In a time when many breweries are focused on cranking out the latest and greatest, House Beer stays focused on brewing just one straightforward lager.
When Brendan Sindell founded House Beer in 2014, he had no beer industry experience — he only had a consumer’s point of view with an interest in where the beverage was headed. He noticed, at least at the time, no craft breweries were really taking on the mega brewers with light, sessionable lagers.
“There’s still so much opportunity in the cities we’re in if we become the go-to beer for today’s consumer.”
“I really didn’t see anything bridging the gap, from a quality and sessionability [standpoint],” Sindell says. “But on the brand side of things, domestic lagers were all about heritage and had been around a long time.
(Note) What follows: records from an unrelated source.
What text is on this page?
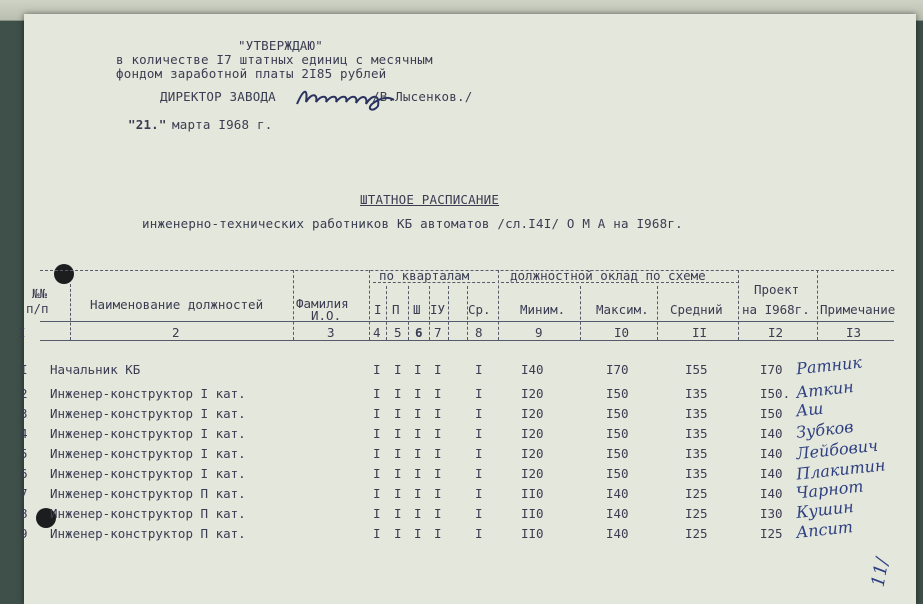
"УТВЕРЖДАЮ"
в количестве I7 штатных единиц с месячным
фондом заработной платы 2I85 рублей
ДИРЕКТОР ЗАВОДА	/В.Лысенков./
"21." марта I968 г.
ШТАТНОЕ РАСПИСАНИЕ
инженерно-технических работников КБ автоматов /сл.I4I/ О М А на I968г.
№№
п/п	Наименование должностей	Фамилия
И.О.
по кварталам
I П Ш IУ Ср.
должностной оклад по схеме
Миним. Максим. Средний
Проект
на I968г. Примечание
I	2	3	4 5 6 7	8	9	I0	II	I2	I3
I Начальник КБ	I I I I	I	I40	I70	I55	I70 Ратник
2 Инженер-конструктор I кат.	I I I I	I	I20	I50	I35	I50. Аткин
3 Инженер-конструктор I кат.	I I I I	I	I20	I50	I35	I50 Аш
4 Инженер-конструктор I кат.	I I I I	I	I20	I50	I35	I40 Зубков
5 Инженер-конструктор I кат.	I I I I	I	I20	I50	I35	I40 Лейбович
6 Инженер-конструктор I кат.	I I I I	I	I20	I50	I35	I40 Плакитин
7 Инженер-конструктор П кат.	I I I I	I	II0	I40	I25	I40 Чарнот
8 Инженер-конструктор П кат.	I I I I	I	II0	I40	I25	I30 Кушин
9 Инженер-конструктор П кат.	I I I I	I	II0	I40	I25	I25 Апсит
11/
Nothing really young, cool, and fresh, a brand in our generation.”
Launching in 2014, Sindell and his co-founders spent two years pounding the pavement in Southern California selling the crisp and clean light lager based on a recipe by a homebrewer and brewed on a contract basis at a local brewery.
The company signed a distribution deal a few years later and has since expanded to 15 cities, growing double-digits since inception, Sindell says, as the company focuses on deepening penetration in its markets, which include Los Angeles, San Francisco, New York City, Denver, Nashville, Charleston, and Chicago.
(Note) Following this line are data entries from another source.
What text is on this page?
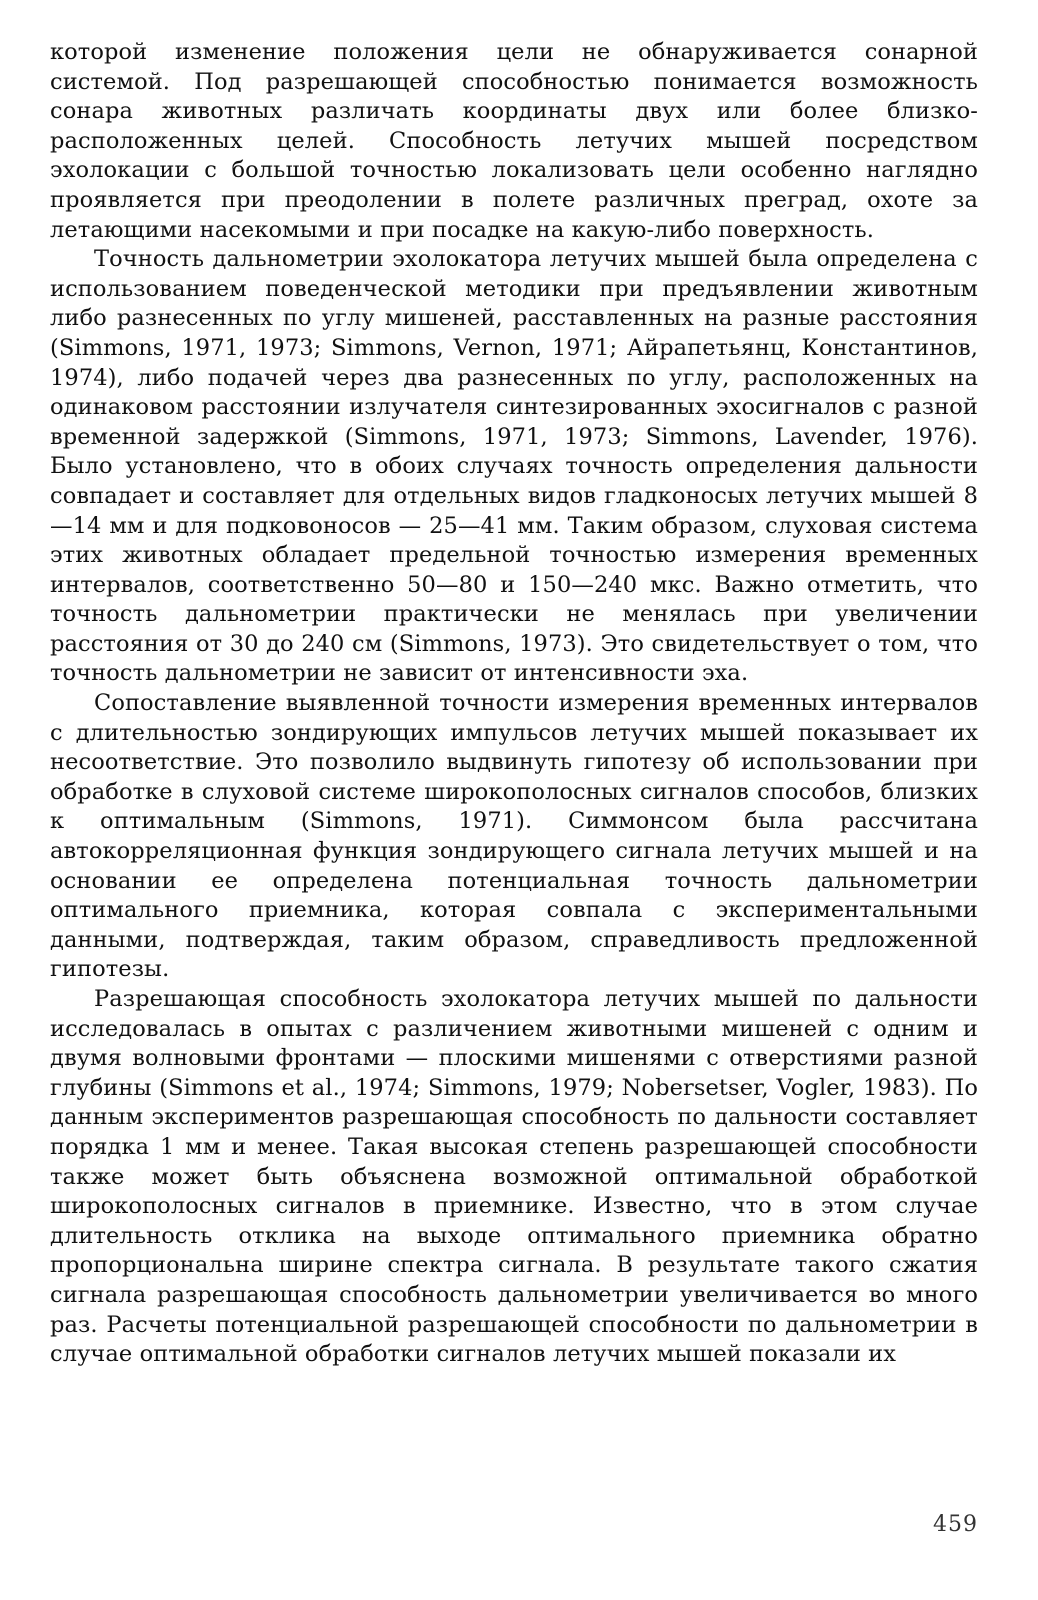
которой изменение положения цели не обнаруживается сонарной системой. Под разрешающей способностью понимается возможность сонара животных различать координаты двух или более близко-расположенных целей. Способность летучих мышей посредством эхолокации с большой точностью локализовать цели особенно наглядно проявляется при преодолении в полете различных преград, охоте за летающими насекомыми и при посадке на какую-либо поверхность.

Точность дальнометрии эхолокатора летучих мышей была определена с использованием поведенческой методики при предъявлении животным либо разнесенных по углу мишеней, расставленных на разные расстояния (Simmons, 1971, 1973; Simmons, Vernon, 1971; Айрапетьянц, Константинов, 1974), либо подачей через два разнесенных по углу, расположенных на одинаковом расстоянии излучателя синтезированных эхосигналов с разной временной задержкой (Simmons, 1971, 1973; Simmons, Lavender, 1976). Было установлено, что в обоих случаях точность определения дальности совпадает и составляет для отдельных видов гладконосых летучих мышей 8—14 мм и для подковоносов — 25—41 мм. Таким образом, слуховая система этих животных обладает предельной точностью измерения временных интервалов, соответственно 50—80 и 150—240 мкс. Важно отметить, что точность дальнометрии практически не менялась при увеличении расстояния от 30 до 240 см (Simmons, 1973). Это свидетельствует о том, что точность дальнометрии не зависит от интенсивности эха.

Сопоставление выявленной точности измерения временных интервалов с длительностью зондирующих импульсов летучих мышей показывает их несоответствие. Это позволило выдвинуть гипотезу об использовании при обработке в слуховой системе широкополосных сигналов способов, близких к оптимальным (Simmons, 1971). Симмонсом была рассчитана автокорреляционная функция зондирующего сигнала летучих мышей и на основании ее определена потенциальная точность дальнометрии оптимального приемника, которая совпала с экспериментальными данными, подтверждая, таким образом, справедливость предложенной гипотезы.

Разрешающая способность эхолокатора летучих мышей по дальности исследовалась в опытах с различением животными мишеней с одним и двумя волновыми фронтами — плоскими мишенями с отверстиями разной глубины (Simmons et al., 1974; Simmons, 1979; Nobersetser, Vogler, 1983). По данным экспериментов разрешающая способность по дальности составляет порядка 1 мм и менее. Такая высокая степень разрешающей способности также может быть объяснена возможной оптимальной обработкой широкополосных сигналов в приемнике. Известно, что в этом случае длительность отклика на выходе оптимального приемника обратно пропорциональна ширине спектра сигнала. В результате такого сжатия сигнала разрешающая способность дальнометрии увеличивается во много раз. Расчеты потенциальной разрешающей способности по дальнометрии в случае оптимальной обработки сигналов летучих мышей показали их

459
“Lager is such a big part of the market,” he says. “There’s still so much opportunity in the cities we’re in if we become the go-to beer for today’s consumer.”
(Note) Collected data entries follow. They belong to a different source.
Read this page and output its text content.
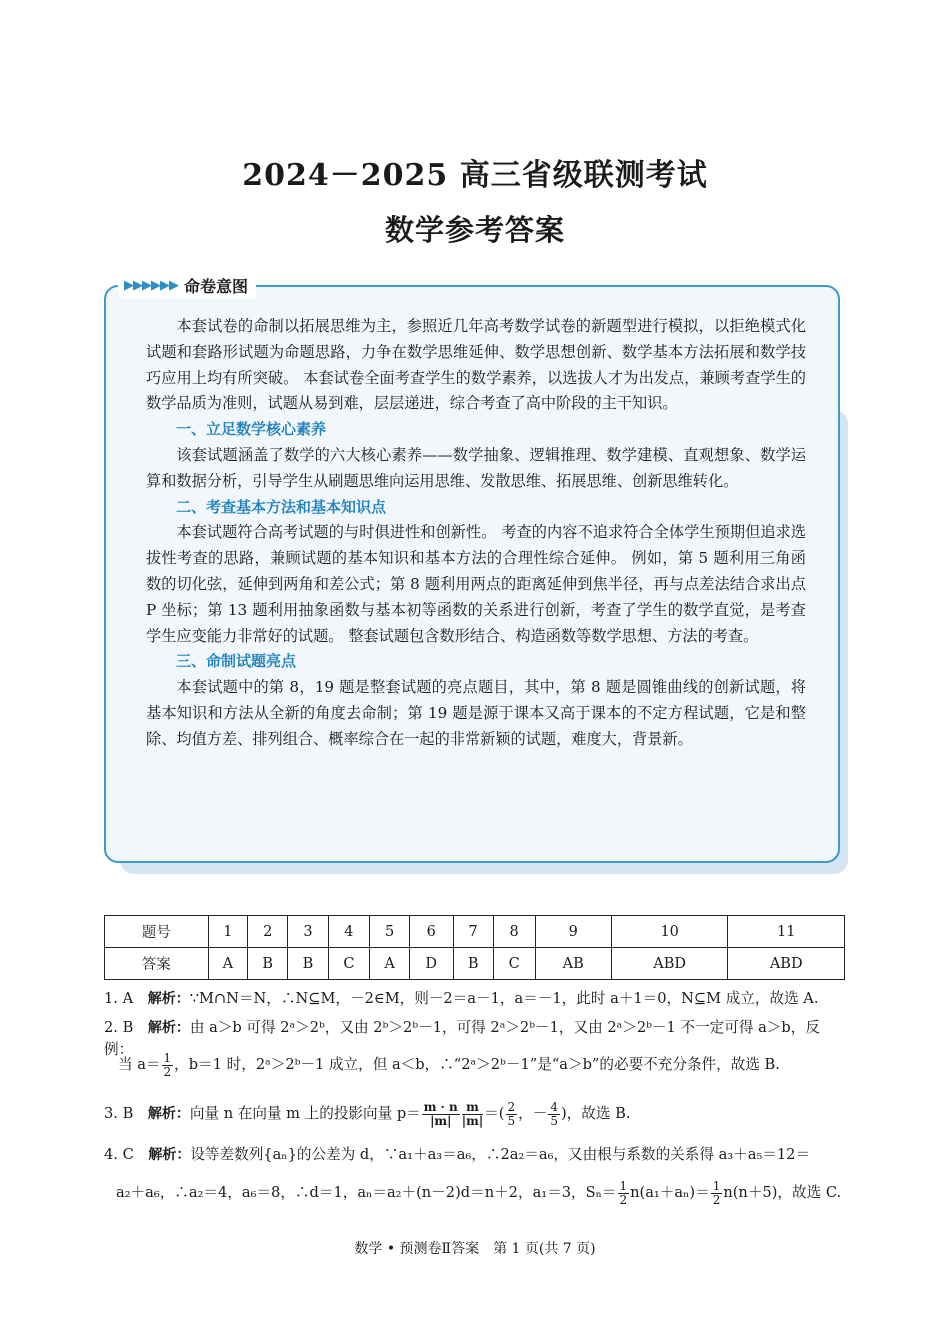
2024－2025 高三省级联测考试
数学参考答案
▶▶▶▶▶▶ 命卷意图

本套试卷的命制以拓展思维为主，参照近几年高考数学试卷的新题型进行模拟，以拒绝模式化试题和套路形试题为命题思路，力争在数学思维延伸、数学思想创新、数学基本方法拓展和数学技巧应用上均有所突破。 本套试卷全面考查学生的数学素养，以选拔人才为出发点，兼顾考查学生的数学品质为准则，试题从易到难，层层递进，综合考查了高中阶段的主干知识。

一、立足数学核心素养

该套试题涵盖了数学的六大核心素养——数学抽象、逻辑推理、数学建模、直观想象、数学运算和数据分析，引导学生从刷题思维向运用思维、发散思维、拓展思维、创新思维转化。

二、考查基本方法和基本知识点

本套试题符合高考试题的与时俱进性和创新性。 考查的内容不追求符合全体学生预期但追求选拔性考查的思路，兼顾试题的基本知识和基本方法的合理性综合延伸。 例如，第 5 题利用三角函数的切化弦，延伸到两角和差公式；第 8 题利用两点的距离延伸到焦半径，再与点差法结合求出点 P 坐标；第 13 题利用抽象函数与基本初等函数的关系进行创新，考查了学生的数学直觉，是考查学生应变能力非常好的试题。 整套试题包含数形结合、构造函数等数学思想、方法的考查。

三、命制试题亮点

本套试题中的第 8，19 题是整套试题的亮点题目，其中，第 8 题是圆锥曲线的创新试题，将基本知识和方法从全新的角度去命制；第 19 题是源于课本又高于课本的不定方程试题，它是和整除、均值方差、排列组合、概率综合在一起的非常新颖的试题，难度大，背景新。

题号	1	2	3	4	5	6	7	8	9	10	11
答案	A	B	B	C	A	D	B	C	AB	ABD	ABD
1. A　解析：∵M∩N＝N，∴N⊆M，－2∈M，则－2＝a－1，a＝－1，此时 a＋1＝0，N⊆M 成立，故选 A.
2. B　解析：由 a＞b 可得 2ᵃ＞2ᵇ，又由 2ᵇ＞2ᵇ－1，可得 2ᵃ＞2ᵇ－1，又由 2ᵃ＞2ᵇ－1 不一定可得 a＞b，反例：
当 $a= \frac{1}{2}$ ，b＝1 时，2ᵃ＞2ᵇ－1 成立，但 a＜b，∴“2ᵃ＞2ᵇ－1”是“a＞b”的必要不充分条件，故选 B.
3. B　解析：向量 n 在向量 m 上的投影向量 $p= \frac{m \cdot n}{|m|} \frac{m}{|m|}$ ＝( $\frac{2}{5}$ ，－ $\frac{4}{5}$ )，故选 B.
4. C　解析：设等差数列{aₙ}的公差为 d，∵a₁＋a₃＝a₆，∴2a₂＝a₆，又由根与系数的关系得 a₃＋a₅＝12＝
a₂＋a₆，∴a₂＝4，a₆＝8，∴d＝1，aₙ＝a₂＋(n－2)d＝n＋2，a₁＝3，$S_n= \frac{1}{2} n(a_1+a_n)= \frac{1}{2} n(n+5)$，故选 C.
数学 • 预测卷Ⅱ答案　第 1 页(共 7 页)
As more craft breweries see the same thing Sindell did in 2014 — and recognized the lager portion of the beer market is more than 70 percent of overall sales — Sindell hopes the brand can lean back on a few key factors.
Primarily, Sindell is happy to have been a “first mover” in the markets House Beer has entered, as far as light craft lagers are concerned. Likewise, the larger breweries now pushing into the lager market also fight through cannibalization with a multitude of other brands as they keep up with their flagships and other craft trends.
“We’ve had a few years to perfect it,” he says.
“We want one beer done right and we don’t want to take any focus from that.”
But a key to the brand’s success thus far, and why Sindell hopes it can have a lasting legacy, is its branding. The slick white can with a prominent cursive “House” makes it clear what beer a customer is reaching for on the shelves.
“The branding was part of the whole idea in the beginning, looking at the sea of madness,” he said. “A lot of the labels on the craft side were like ‘What is this?’ Very esoteric stuff. How does it appeal to a mass consumer? Then it’s all marketing gimmicks from the big guys. Nothing that’s just clean, modern, timeless, and straightforward with a great clean beer inside.”
That beer inside the can isn’t likely to go anywhere, nor is House Beer’s line likely to grow beyond its base offering. Sindell said the company has played with few ideas, but it’s all under the lager idea.
“It goes back to that there’s so much opportunity in the space we’re in at the price point we’re at,” he says. “We want one beer done right and we don’t want to take any focus from that.
“We’ve stuck to our guns. This is what we want to do, what we’re trying to do and we’re not following the herd.”